Small World is Dee reminding us that even in a world of chaos, it is the little things that can bring joy, or remind us of the absurdities of life, allowing us the space to not take it all too seriously.
Galway audiences will be treated to an exploration of Dee's fascination with things like Zoom protocol, new radiators, and the world’s worst careers advice office. As Dee told The Sun, “The kind of comedy I like is when you focus on minutiae and become more and more sort of silly with it."
Galway Comedy Festival wouldn’t be the same, or feel complete, without Rich Hall, Montana’s curmudgeonly singing cowboy.

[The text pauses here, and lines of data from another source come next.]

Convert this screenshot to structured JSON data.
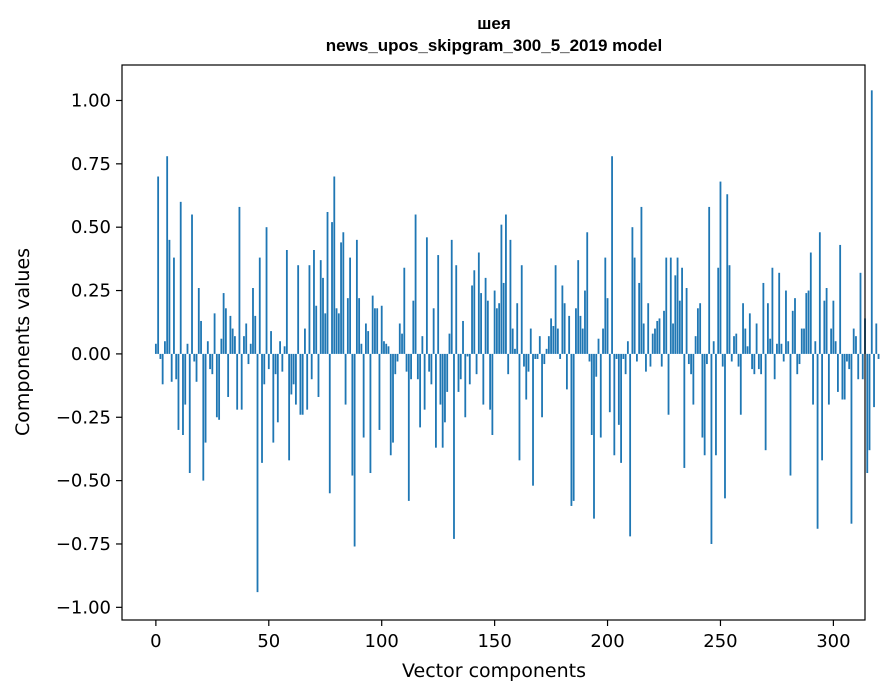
{
  "chart_data": {
    "type": "bar",
    "title": "шея",
    "subtitle": "news_upos_skipgram_300_5_2019 model",
    "xlabel": "Vector components",
    "ylabel": "Components values",
    "xlim": [
      -15,
      314
    ],
    "ylim": [
      -1.05,
      1.14
    ],
    "xticks": [
      0,
      50,
      100,
      150,
      200,
      250,
      300
    ],
    "yticks": [
      -1.0,
      -0.75,
      -0.5,
      -0.25,
      0.0,
      0.25,
      0.5,
      0.75,
      1.0
    ],
    "ytick_labels": [
      "−1.00",
      "−0.75",
      "−0.50",
      "−0.25",
      "0.00",
      "0.25",
      "0.50",
      "0.75",
      "1.00"
    ],
    "grid": false,
    "bar_color": "#1f77b4",
    "values": [
      0.04,
      0.7,
      -0.02,
      -0.12,
      0.05,
      0.78,
      0.45,
      -0.11,
      0.38,
      -0.1,
      -0.3,
      0.6,
      -0.32,
      -0.2,
      0.04,
      -0.47,
      0.55,
      -0.03,
      -0.11,
      0.26,
      0.13,
      -0.5,
      -0.35,
      0.05,
      -0.06,
      -0.08,
      0.16,
      -0.25,
      -0.26,
      0.06,
      0.24,
      0.18,
      -0.17,
      0.15,
      0.1,
      0.07,
      -0.22,
      0.58,
      -0.22,
      0.07,
      0.12,
      -0.04,
      0.04,
      0.26,
      0.15,
      -0.94,
      0.38,
      -0.43,
      -0.12,
      0.5,
      -0.06,
      0.09,
      -0.35,
      -0.08,
      -0.27,
      0.05,
      -0.07,
      0.03,
      0.41,
      -0.42,
      -0.16,
      -0.12,
      -0.2,
      0.35,
      -0.24,
      -0.24,
      0.1,
      -0.22,
      0.35,
      -0.1,
      0.41,
      0.19,
      -0.17,
      0.37,
      0.3,
      0.16,
      0.56,
      -0.55,
      0.52,
      0.7,
      0.18,
      0.16,
      0.44,
      0.48,
      -0.2,
      0.22,
      0.38,
      -0.48,
      -0.76,
      0.45,
      0.22,
      0.04,
      -0.33,
      0.12,
      0.09,
      -0.47,
      0.23,
      0.18,
      0.18,
      -0.3,
      0.19,
      0.05,
      0.04,
      0.03,
      -0.4,
      -0.35,
      -0.08,
      -0.03,
      0.12,
      0.08,
      0.34,
      -0.07,
      -0.58,
      -0.1,
      0.21,
      0.55,
      -0.1,
      -0.29,
      0.07,
      -0.22,
      0.46,
      -0.07,
      -0.12,
      0.18,
      -0.37,
      0.39,
      -0.2,
      -0.37,
      -0.27,
      -0.15,
      0.08,
      0.45,
      -0.73,
      0.35,
      -0.15,
      -0.1,
      0.13,
      -0.25,
      -0.01,
      -0.12,
      0.27,
      0.33,
      -0.08,
      0.4,
      0.24,
      -0.2,
      0.3,
      0.21,
      -0.22,
      -0.32,
      0.25,
      0.18,
      0.2,
      0.51,
      0.28,
      0.55,
      -0.08,
      0.45,
      0.1,
      0.02,
      0.2,
      -0.42,
      0.35,
      -0.05,
      -0.18,
      -0.07,
      0.1,
      -0.52,
      -0.02,
      -0.02,
      0.07,
      -0.25,
      -0.04,
      0.02,
      0.07,
      0.14,
      0.11,
      0.35,
      0.1,
      -0.02,
      0.27,
      0.2,
      -0.14,
      0.15,
      -0.6,
      -0.58,
      0.18,
      0.37,
      0.15,
      0.1,
      0.25,
      0.48,
      -0.03,
      -0.32,
      -0.65,
      -0.09,
      0.06,
      -0.33,
      0.1,
      0.38,
      0.22,
      -0.23,
      0.78,
      -0.4,
      -0.02,
      -0.28,
      -0.43,
      -0.02,
      -0.08,
      0.05,
      -0.72,
      0.5,
      0.38,
      -0.03,
      0.28,
      0.58,
      0.12,
      -0.07,
      0.2,
      -0.05,
      0.08,
      0.1,
      0.13,
      0.14,
      -0.05,
      0.17,
      0.38,
      -0.24,
      0.38,
      0.12,
      0.31,
      0.38,
      0.21,
      0.34,
      -0.45,
      0.26,
      -0.04,
      -0.08,
      -0.2,
      0.07,
      0.18,
      0.2,
      -0.33,
      -0.4,
      -0.04,
      0.58,
      -0.75,
      0.05,
      -0.4,
      0.34,
      0.68,
      -0.05,
      -0.57,
      0.63,
      0.35,
      -0.03,
      0.07,
      0.08,
      -0.05,
      -0.24,
      0.2,
      0.1,
      0.03,
      0.16,
      -0.06,
      -0.08,
      0.12,
      -0.06,
      -0.08,
      0.28,
      -0.38,
      0.2,
      0.06,
      0.34,
      -0.1,
      0.04,
      0.32,
      0.04,
      -0.03,
      0.25,
      0.05,
      -0.48,
      0.17,
      0.22,
      -0.08,
      -0.04,
      0.1,
      0.1,
      0.24,
      0.25,
      0.4,
      -0.2,
      0.05,
      -0.69,
      0.48,
      -0.42,
      0.21,
      0.26,
      -0.2,
      0.1,
      0.21,
      0.05,
      -0.15,
      0.43,
      -0.18,
      -0.18,
      -0.03,
      -0.06,
      -0.67,
      0.1,
      0.07,
      -0.1,
      0.32,
      -0.1,
      0.14,
      -0.47,
      -0.38,
      1.04,
      -0.21,
      0.12,
      -0.02
    ]
  }
}
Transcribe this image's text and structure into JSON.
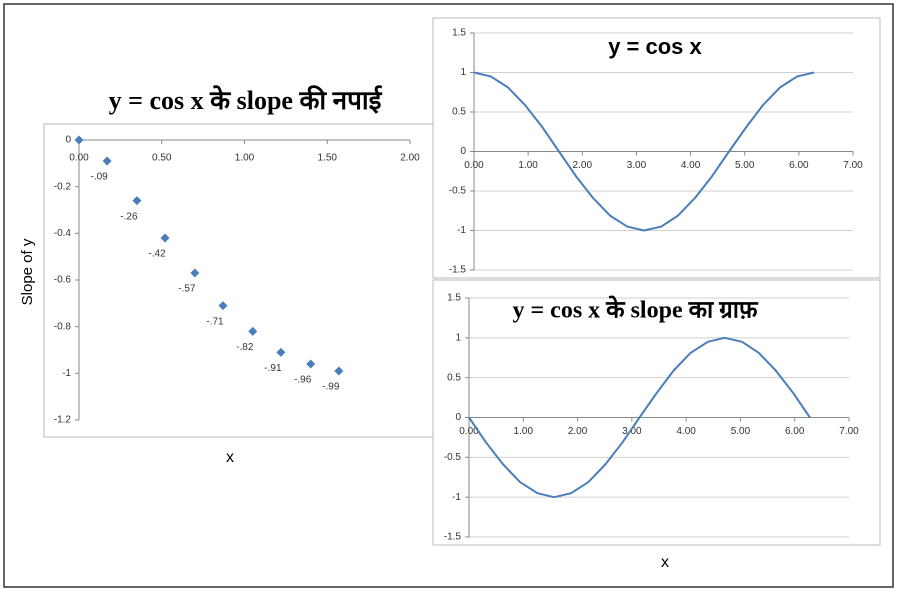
{
  "chart_data": [
    {
      "type": "scatter",
      "title": "y = cos x के slope की नपाई",
      "xlabel": "x",
      "ylabel": "Slope of y",
      "x": [
        0,
        0.17,
        0.35,
        0.52,
        0.7,
        0.87,
        1.05,
        1.22,
        1.4,
        1.57
      ],
      "values": [
        0,
        -0.09,
        -0.26,
        -0.42,
        -0.57,
        -0.71,
        -0.82,
        -0.91,
        -0.96,
        -0.99
      ],
      "value_labels": [
        null,
        "-.09",
        "-.26",
        "-.42",
        "-.57",
        "-.71",
        "-.82",
        "-.91",
        "-.96",
        "-.99"
      ],
      "color": "#4a7ebb",
      "xlim": [
        0,
        2
      ],
      "ylim": [
        -1.2,
        0
      ],
      "xticks": [
        {
          "value": 0,
          "label": "0.00"
        },
        {
          "value": 0.5,
          "label": "0.50"
        },
        {
          "value": 1,
          "label": "1.00"
        },
        {
          "value": 1.5,
          "label": "1.50"
        },
        {
          "value": 2,
          "label": "2.00"
        }
      ],
      "yticks": [
        0,
        -0.2,
        -0.4,
        -0.6,
        -0.8,
        -1,
        -1.2
      ],
      "grid": false
    },
    {
      "type": "line",
      "title": "y = cos x",
      "x": [
        0,
        0.31,
        0.63,
        0.94,
        1.26,
        1.57,
        1.88,
        2.2,
        2.51,
        2.83,
        3.14,
        3.46,
        3.77,
        4.08,
        4.4,
        4.71,
        5.03,
        5.34,
        5.65,
        5.97,
        6.28
      ],
      "values": [
        1,
        0.95,
        0.81,
        0.59,
        0.31,
        0,
        -0.31,
        -0.59,
        -0.81,
        -0.95,
        -1,
        -0.95,
        -0.81,
        -0.59,
        -0.31,
        0,
        0.31,
        0.59,
        0.81,
        0.95,
        1
      ],
      "color": "#4a7ebb",
      "xlim": [
        0,
        7
      ],
      "ylim": [
        -1.5,
        1.5
      ],
      "xticks": [
        {
          "value": 0,
          "label": "0.00"
        },
        {
          "value": 1,
          "label": "1.00"
        },
        {
          "value": 2,
          "label": "2.00"
        },
        {
          "value": 3,
          "label": "3.00"
        },
        {
          "value": 4,
          "label": "4.00"
        },
        {
          "value": 5,
          "label": "5.00"
        },
        {
          "value": 6,
          "label": "6.00"
        },
        {
          "value": 7,
          "label": "7.00"
        }
      ],
      "yticks": [
        1.5,
        1,
        0.5,
        0,
        -0.5,
        -1,
        -1.5
      ],
      "grid": true
    },
    {
      "type": "line",
      "title": "y = cos x के slope का ग्राफ़",
      "xlabel": "x",
      "x": [
        0,
        0.31,
        0.63,
        0.94,
        1.26,
        1.57,
        1.88,
        2.2,
        2.51,
        2.83,
        3.14,
        3.46,
        3.77,
        4.08,
        4.4,
        4.71,
        5.03,
        5.34,
        5.65,
        5.97,
        6.28
      ],
      "values": [
        0,
        -0.31,
        -0.59,
        -0.81,
        -0.95,
        -1,
        -0.95,
        -0.81,
        -0.59,
        -0.31,
        0,
        0.31,
        0.59,
        0.81,
        0.95,
        1,
        0.95,
        0.81,
        0.59,
        0.31,
        0
      ],
      "color": "#4a7ebb",
      "xlim": [
        0,
        7
      ],
      "ylim": [
        -1.5,
        1.5
      ],
      "xticks": [
        {
          "value": 0,
          "label": "0.00"
        },
        {
          "value": 1,
          "label": "1.00"
        },
        {
          "value": 2,
          "label": "2.00"
        },
        {
          "value": 3,
          "label": "3.00"
        },
        {
          "value": 4,
          "label": "4.00"
        },
        {
          "value": 5,
          "label": "5.00"
        },
        {
          "value": 6,
          "label": "6.00"
        },
        {
          "value": 7,
          "label": "7.00"
        }
      ],
      "yticks": [
        1.5,
        1,
        0.5,
        0,
        -0.5,
        -1,
        -1.5
      ],
      "grid": true
    }
  ]
}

Through a career spanning more than a quarter of a century, Hall has won critical acclaim, enjoys sell-out audiences each year at the Edinburgh Fringe and at comedy festivals worldwide, inspired The Simpsons character, Moe Szyslak, and authored the highly praised memoir, Nailing It.
Hall returns with a song and a story delivered in his grouchy, deadpan style, where a big heart always lurks beneath the cynicism, at his solo show in Róisín Dubh on Tuesday, October 21 at 7.30pm, and as part of a mixed bill show at the Black Box Theatre on Wednesday, October 22 at 7pm, and later that same night at 10.30pm at Late Night KARLnival in Pálás Cinema.